The Danger of Funding Thugs
Joshua Foust on May 20 2008 at 5:35 pm | Filed under: Foreign affairs, Notes on the war
Sure it’s nice when you pay them to pretty please stop attacking us, but what of the consequences? This is the dark side of the CLC/Sons of Iraq/Awakening bandwagon we jumped on, and it’s one I’ve been mocked repeatedly for not letting go of.
But doing business with the gunmen, whom the U.S. military has dubbed Sons of Iraq, is like striking a deal with Tony Soprano, according to the soldiers who walk the battle-blighted streets, where sewage collects in malodorous pools.
“Most of them kind of operate like dons in their areas,” said 2nd Lt. Forrest Pierce, a platoon leader with the 3rd Squadron, 7th Cavalry Regiment. They shake down local businessmen for protection money, seize rivals for links to the insurgency and are always angling for more men, more territory and more power.
For U.S. soldiers on the beat, it means navigating a complex world of shifting allegiances, half-truths and betrayals.
Or we can call them what we do in Afghanistan: warlords.
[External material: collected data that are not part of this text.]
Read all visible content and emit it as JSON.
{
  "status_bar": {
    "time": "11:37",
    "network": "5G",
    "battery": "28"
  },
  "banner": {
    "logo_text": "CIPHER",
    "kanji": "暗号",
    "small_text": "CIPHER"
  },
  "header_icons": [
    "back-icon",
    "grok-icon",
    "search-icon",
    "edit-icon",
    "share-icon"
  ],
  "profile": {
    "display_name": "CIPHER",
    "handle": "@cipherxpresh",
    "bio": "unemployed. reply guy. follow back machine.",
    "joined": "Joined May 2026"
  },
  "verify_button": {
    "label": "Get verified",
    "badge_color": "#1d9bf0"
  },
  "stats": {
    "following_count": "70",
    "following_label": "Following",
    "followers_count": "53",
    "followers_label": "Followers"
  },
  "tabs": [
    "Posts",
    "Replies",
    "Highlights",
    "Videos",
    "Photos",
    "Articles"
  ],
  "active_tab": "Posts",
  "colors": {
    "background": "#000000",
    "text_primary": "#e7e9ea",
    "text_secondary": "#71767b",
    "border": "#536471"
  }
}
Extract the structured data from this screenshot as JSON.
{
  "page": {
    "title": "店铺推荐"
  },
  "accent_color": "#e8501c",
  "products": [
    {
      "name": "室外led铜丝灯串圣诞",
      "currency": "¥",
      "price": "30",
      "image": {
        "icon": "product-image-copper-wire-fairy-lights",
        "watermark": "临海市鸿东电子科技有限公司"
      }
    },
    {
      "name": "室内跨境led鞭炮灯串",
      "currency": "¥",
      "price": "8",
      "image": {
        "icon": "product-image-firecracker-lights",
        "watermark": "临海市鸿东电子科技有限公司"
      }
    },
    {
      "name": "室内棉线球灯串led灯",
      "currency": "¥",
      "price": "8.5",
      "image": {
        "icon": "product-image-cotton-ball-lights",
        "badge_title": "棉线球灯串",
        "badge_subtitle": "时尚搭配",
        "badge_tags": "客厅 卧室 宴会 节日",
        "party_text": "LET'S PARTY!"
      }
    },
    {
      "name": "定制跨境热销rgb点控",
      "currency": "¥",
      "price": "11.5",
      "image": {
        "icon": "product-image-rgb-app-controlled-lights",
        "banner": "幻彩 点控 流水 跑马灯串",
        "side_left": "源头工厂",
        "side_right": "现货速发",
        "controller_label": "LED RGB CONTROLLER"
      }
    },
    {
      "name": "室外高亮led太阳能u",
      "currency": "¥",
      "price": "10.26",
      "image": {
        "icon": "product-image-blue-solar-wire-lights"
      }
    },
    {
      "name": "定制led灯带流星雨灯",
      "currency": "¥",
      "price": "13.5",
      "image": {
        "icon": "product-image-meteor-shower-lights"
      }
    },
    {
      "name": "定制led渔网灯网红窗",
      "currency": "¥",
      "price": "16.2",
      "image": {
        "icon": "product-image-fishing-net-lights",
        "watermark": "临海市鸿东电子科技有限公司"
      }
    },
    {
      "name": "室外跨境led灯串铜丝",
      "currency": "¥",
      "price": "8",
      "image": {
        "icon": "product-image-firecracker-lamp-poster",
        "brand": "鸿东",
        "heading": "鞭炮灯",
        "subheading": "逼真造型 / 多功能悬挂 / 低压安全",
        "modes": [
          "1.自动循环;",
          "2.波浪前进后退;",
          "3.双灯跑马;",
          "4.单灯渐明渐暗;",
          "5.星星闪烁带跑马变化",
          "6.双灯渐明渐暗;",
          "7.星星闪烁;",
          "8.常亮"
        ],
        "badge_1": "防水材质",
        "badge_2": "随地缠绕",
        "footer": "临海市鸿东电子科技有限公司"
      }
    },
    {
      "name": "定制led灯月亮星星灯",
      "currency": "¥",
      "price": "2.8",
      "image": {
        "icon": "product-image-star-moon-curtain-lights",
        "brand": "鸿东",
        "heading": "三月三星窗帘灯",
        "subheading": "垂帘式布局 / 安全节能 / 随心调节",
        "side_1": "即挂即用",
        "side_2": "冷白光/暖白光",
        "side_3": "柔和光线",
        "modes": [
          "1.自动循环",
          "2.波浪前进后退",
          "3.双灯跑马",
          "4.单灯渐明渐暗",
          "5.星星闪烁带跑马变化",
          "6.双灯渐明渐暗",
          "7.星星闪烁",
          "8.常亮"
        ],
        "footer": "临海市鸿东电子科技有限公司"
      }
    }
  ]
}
Here is something darker to think about. In 1838, during the first of what would be three disastrous invasions over the next century, the British Empire thought it a great idea to pay off the various tribal chiefs of Afghanistan to keep them from attacking British supply and communications lines. By 1842 the gold had run out, and by 1843, the British suffered one of their most humiliating defeats as the tribes united in fury and killed them all save one (William Brydon, look him up).
The exact dynamic is at play in both Afghanistan and Iraq. In Afghanistan, we hire Taliban sympathizers—more accurately called “those who are so poor they can be hired as fighters by Taliban and related militant groups”—to build roads at a rate just above the going day rate for a warrior. We offer them this carte blanche, just as we do in Iraq, and so long as they promise to work for us, we promise to give them an income.
This is the worst sort of dependency. It does nothing to address the long term stability issues in Iraq (or Afghanistan), just as it does nothing to ensure we can ever scale down our largess without fear of catastrophe. Welcome to our new strategic masterminds.